According to the Chinese, this new version of the Chinese coronavirus is so potent that it can infect people who already had the original strain and developed antibodies against it.

China’s state-run Global Times quoted health officials who claimed the coronavirus spreading from Beijing’s enormous Xinfadi food market came from Europe and is “older than the current European coronavirus.”

These Chinese officials claimed the virus mutated in “dark, humid environments” in Europe and was then shipped to the Xinfadi market in frozen foods. The Europeans were blamed for not properly sterilizing their food preparation equipment or disinfecting their kitchens.

After lobbing these allegations around, the Chinese officials admitted they may never be able to determine who the original Xinfadi patients were, and would “need more data before making an informed decision” about the origins of the outbreak.

The South China Morning Post (SCMP) on Sunday quoted Chinese health experts who speculated the “European strain” has mutated so much that Chinese victims have no resistance against it, not even if they survived the coronavirus disease and developed antibodies. 
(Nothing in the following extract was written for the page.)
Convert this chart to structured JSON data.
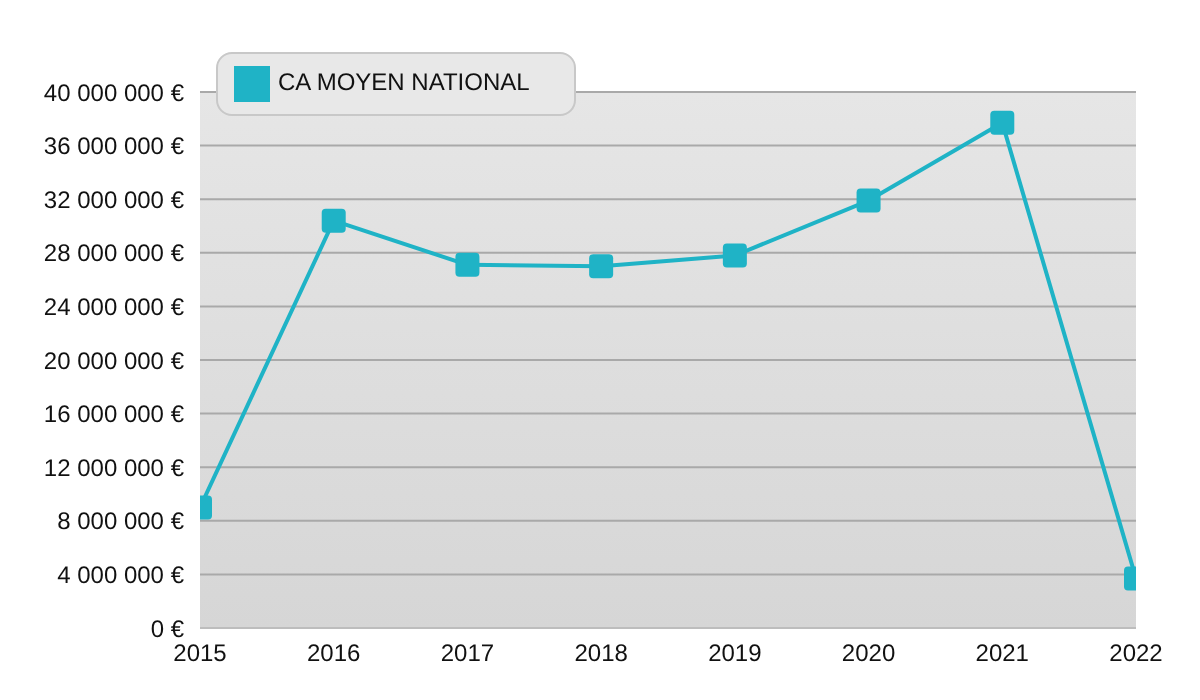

A non-peer-reviewed paper published by scientists from Chongqing Medical University asserted that antibodies against the original Chinese coronavirus were ineffective against the new mutation, said to be much more infectious than the earlier variety.

Although Chinese officials last week confidently predicted the Beijing outbreak would soon be brought under control, the SCMP noted that “about ten percent” of the outbreak victims remain in critical condition, and medical teams from across China are being flown into the city to help with treatment and containment.

In addition to complaining about European food imports, the Chinese have suspended poultry imports from a plant owned by U.S. producer Tyson, Inc. because coronavirus infections were reported there.

China’s National Health Commission said 18 new coronavirus cases were reported on Sunday, nine of them in Beijing. 26 were reported the previous day, 22 of them in Beijing.